Ausstellungsansicht, Adolf Frohner. Psycholandschaften, Forum Frohner 2013, Foto: Christian Redtenbacher
Ausstellungsansicht, Adolf Frohner. Psycholandschaften, Forum Frohner 2013, Foto: Christian Redtenbacher
Psycholandschaften

Adolf Frohner

18/05 - 29/09/2013

„Landschaft privat, Landschaft eingeengt, Landschaft auf 1 Quadratmeter reduziert.“

Was ist Landschaft? Die künstlerische Auseinandersetzung mit dieser Frage zieht sich wie ein roter Faden durch das Schaffen Adolf Frohners, stand bis jetzt jedoch kaum im Fokus der Aufmerksamkeit.

Bereits in den sechziger Jahren spielte das Motiv „Landschaft“ eine wichtige Rolle in seinem Œuvre. Frühe Arbeiten mit gefundenem Material bezeugen seinen spielerischen wie experimentellen Umgang mit der Natur. Die Arbeit mit Gefundenem, der Miteinbezug des Zufalls und die Verformung des Materials bildeten wichtige künstlerische Strategien, die auf Frohners aktionistischem Vokabular beruhten.
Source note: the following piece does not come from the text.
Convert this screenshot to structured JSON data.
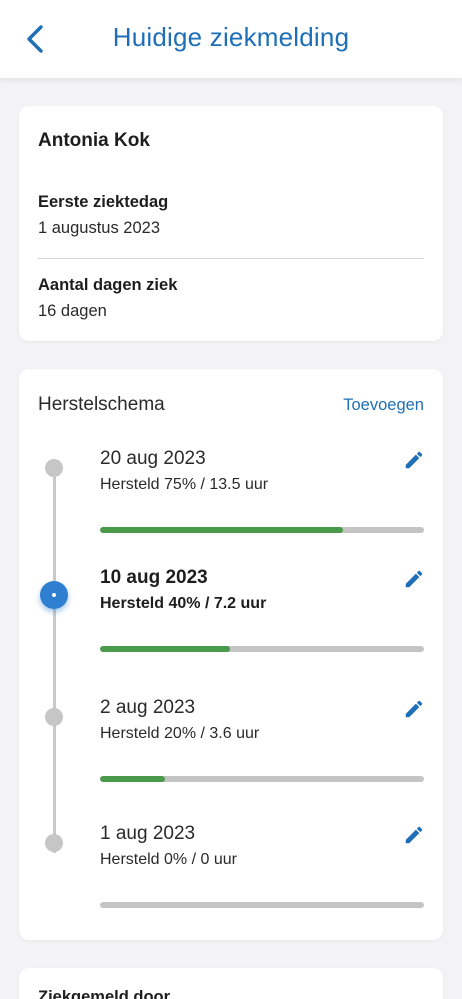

Einen Höhepunkt erreichte die Beschäftigung mit dem Thema in den achtziger Jahren. Reduziert-expressive Malereien, wie „Tempellandschaft“ oder „Archäologische Landschaft“ entstanden neben experimentellen Objekten wie „Verpackte Landschaft“. Zwischen 1983 bis 1985 schuf Frohner einen zentralen Werkkomplex zum Thema Natur:  „Die Jahreszeiten“, „Die Ahnung“, „Dramatische Landschaft (Hommage an Caspar David Friedrich)“, „Der große Berg“ und „Regen auf die Frauenwelt“. Frohner verdeutlicht in diesem vierteiligen Zyklus nicht nur seine fundierte Kenntnis der Tradition der Landschaftsdarstellung – mit dessen Historie er sich auch auf literarischer Ebene beschäftigte – sondern erweitert die Thematik ins Universelle. Die Darstellung von Landschaft wird zum Dokument existentieller Beziehungen.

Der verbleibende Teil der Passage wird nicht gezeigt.